After the Olympic athletes left, the village was host to another sort of community: a military one. Business Insider says it spent the war years as first a military academy then a hospital before being taken over by Soviet troops and turned into an interrogation center. Those troops only abandoned the village in 1992, and in spite of the fact there's been talk about restoring it, funding and location have consistently stood in the way.
Rio's 'game-changing' aquatic center
You've heard the road to hell is paved with good intentions, and in this case, the intentions came from Rio's 2016 Olympic committee and hell has a nasty orange swimming pool. According to Australian Broadcasting Corporation, the Olympic Aquatic Center was built with a pretty brilliant plan. This Olympic venue was actually designed to be a temporary structure that could be disassembled after the games, then reassembled into several smaller community centers that would be constructed in various Rio suburbs. Genius, right? It's the ultimate plan to reuse massive venues that have historically had a pretty poor record of being reused, and it would give those communities a major boost. Unfortunately, none of that actually happened, due mainly to a combination of financial and political woes.
Within a year of the end of the Rio games, the aquatic center wasn't just falling apart, it was turning funky colors. Entire panels were falling off the exterior of the building, tiles were crumbling, and the water still left in the warm-up pool turned orange, which is not an acceptable color for any sort of water. Business Insider says it's because bugs have moved in where humans have moved out, attracted by the stagnant water. Yum.

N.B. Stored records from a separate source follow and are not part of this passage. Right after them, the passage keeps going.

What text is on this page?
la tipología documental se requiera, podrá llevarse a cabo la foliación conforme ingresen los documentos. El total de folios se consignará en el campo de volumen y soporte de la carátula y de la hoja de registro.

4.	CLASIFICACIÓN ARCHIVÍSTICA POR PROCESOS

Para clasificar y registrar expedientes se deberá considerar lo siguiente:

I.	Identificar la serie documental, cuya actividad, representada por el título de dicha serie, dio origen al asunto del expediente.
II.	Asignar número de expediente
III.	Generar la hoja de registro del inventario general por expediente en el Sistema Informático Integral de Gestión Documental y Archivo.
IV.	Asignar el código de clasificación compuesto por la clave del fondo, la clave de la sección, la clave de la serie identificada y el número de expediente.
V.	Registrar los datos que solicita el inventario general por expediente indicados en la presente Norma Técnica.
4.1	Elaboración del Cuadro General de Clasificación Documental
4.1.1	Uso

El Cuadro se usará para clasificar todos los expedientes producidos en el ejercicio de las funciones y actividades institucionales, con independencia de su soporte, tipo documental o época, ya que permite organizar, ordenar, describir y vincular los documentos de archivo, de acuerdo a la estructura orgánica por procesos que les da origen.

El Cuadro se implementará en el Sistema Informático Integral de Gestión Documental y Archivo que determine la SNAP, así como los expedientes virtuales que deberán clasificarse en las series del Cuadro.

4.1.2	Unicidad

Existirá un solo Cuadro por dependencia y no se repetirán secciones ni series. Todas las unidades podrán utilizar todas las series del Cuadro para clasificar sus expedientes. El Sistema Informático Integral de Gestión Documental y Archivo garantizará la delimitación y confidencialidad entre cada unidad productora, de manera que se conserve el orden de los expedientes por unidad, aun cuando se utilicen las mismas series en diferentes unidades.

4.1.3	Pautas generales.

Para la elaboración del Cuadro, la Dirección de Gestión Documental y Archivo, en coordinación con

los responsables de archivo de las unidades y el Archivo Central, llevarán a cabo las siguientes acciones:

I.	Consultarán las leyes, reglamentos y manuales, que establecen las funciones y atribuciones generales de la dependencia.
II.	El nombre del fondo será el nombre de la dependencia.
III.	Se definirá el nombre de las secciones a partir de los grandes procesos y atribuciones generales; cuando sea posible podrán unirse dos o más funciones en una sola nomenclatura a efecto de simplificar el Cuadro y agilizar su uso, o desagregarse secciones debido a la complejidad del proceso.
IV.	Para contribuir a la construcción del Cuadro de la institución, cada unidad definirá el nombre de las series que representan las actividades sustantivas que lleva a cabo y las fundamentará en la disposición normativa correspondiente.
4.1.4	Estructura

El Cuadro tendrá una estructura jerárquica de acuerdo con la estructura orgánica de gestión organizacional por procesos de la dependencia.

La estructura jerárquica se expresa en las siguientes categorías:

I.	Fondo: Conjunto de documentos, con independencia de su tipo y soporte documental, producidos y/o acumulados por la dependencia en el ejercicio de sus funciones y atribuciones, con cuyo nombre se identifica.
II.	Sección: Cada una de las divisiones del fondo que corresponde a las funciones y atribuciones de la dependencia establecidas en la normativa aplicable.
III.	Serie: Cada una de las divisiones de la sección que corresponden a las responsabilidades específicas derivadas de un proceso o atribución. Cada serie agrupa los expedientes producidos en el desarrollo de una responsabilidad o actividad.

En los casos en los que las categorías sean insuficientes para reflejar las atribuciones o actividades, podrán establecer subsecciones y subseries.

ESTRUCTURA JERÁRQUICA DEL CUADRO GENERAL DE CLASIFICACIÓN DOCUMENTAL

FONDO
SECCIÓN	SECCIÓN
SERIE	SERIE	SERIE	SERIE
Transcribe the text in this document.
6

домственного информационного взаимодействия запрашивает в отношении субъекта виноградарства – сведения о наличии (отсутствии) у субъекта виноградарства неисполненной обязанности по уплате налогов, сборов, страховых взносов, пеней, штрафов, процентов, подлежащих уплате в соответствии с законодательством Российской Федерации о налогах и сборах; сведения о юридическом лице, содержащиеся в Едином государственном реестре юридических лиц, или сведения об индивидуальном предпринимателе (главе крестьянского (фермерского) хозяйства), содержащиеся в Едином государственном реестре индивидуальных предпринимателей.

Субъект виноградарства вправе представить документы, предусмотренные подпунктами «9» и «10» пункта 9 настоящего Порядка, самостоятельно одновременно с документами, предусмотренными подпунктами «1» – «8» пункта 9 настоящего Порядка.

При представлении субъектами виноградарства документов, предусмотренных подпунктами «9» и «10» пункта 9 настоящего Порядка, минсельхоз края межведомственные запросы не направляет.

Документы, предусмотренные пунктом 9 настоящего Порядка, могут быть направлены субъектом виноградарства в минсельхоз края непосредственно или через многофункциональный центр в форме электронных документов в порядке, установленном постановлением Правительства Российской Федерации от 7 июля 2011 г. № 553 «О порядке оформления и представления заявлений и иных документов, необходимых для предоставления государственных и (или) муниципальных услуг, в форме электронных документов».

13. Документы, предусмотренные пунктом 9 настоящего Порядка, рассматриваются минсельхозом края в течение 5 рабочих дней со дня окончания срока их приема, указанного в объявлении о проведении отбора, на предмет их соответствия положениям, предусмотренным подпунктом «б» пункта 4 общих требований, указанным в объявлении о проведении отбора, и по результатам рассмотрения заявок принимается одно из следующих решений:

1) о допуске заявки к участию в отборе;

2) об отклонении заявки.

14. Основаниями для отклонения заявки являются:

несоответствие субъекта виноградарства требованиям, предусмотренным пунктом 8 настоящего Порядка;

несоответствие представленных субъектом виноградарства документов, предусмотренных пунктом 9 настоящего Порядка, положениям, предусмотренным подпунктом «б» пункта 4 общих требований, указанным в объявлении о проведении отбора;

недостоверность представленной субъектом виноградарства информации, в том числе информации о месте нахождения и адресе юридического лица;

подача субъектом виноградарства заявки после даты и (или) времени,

Rio's record-setting stadium
The Maracana Stadium wasn't built for Rio's 2016 festivities, but it was the centerpiece of both the Olympics and Paralympics. CNN says it was actually constructed for hosting the 1950 FIFA World Cup, and there have been a ton of sporting milestones there. It was where Pele scored his 1,000th goal, and it set records for the number of people it could hold: 200,000 of them. It got a major $500 million makeover in 2014 for the World Cup and devoured more money pre-Olympics. But six months after the Rio games ended, it wasn't in great shape.
By the time CNN visited only months after the games, about 10 percent of the stadium's seats had been stolen, the field was dead and infested with worms, the doors and windows had been broken, and even tours had stopped amid fears the roof might not be all that safe. The Maracana's fast decay happened for a weird set of reasons starting with a legal debate between Rio, the 2016 Organizing Committee, and Maracana SA. While each organization was busy pointing fingers at everyone else and claiming they weren't responsible, the power to the stadium got shut off over an unpaid bill of nearly $1 million.
However, the former Olympic venue was reopened in March 2017, according to ESPN, and seems to have been spiffed up a bit. Who knows what the future holds for the iconic stadium?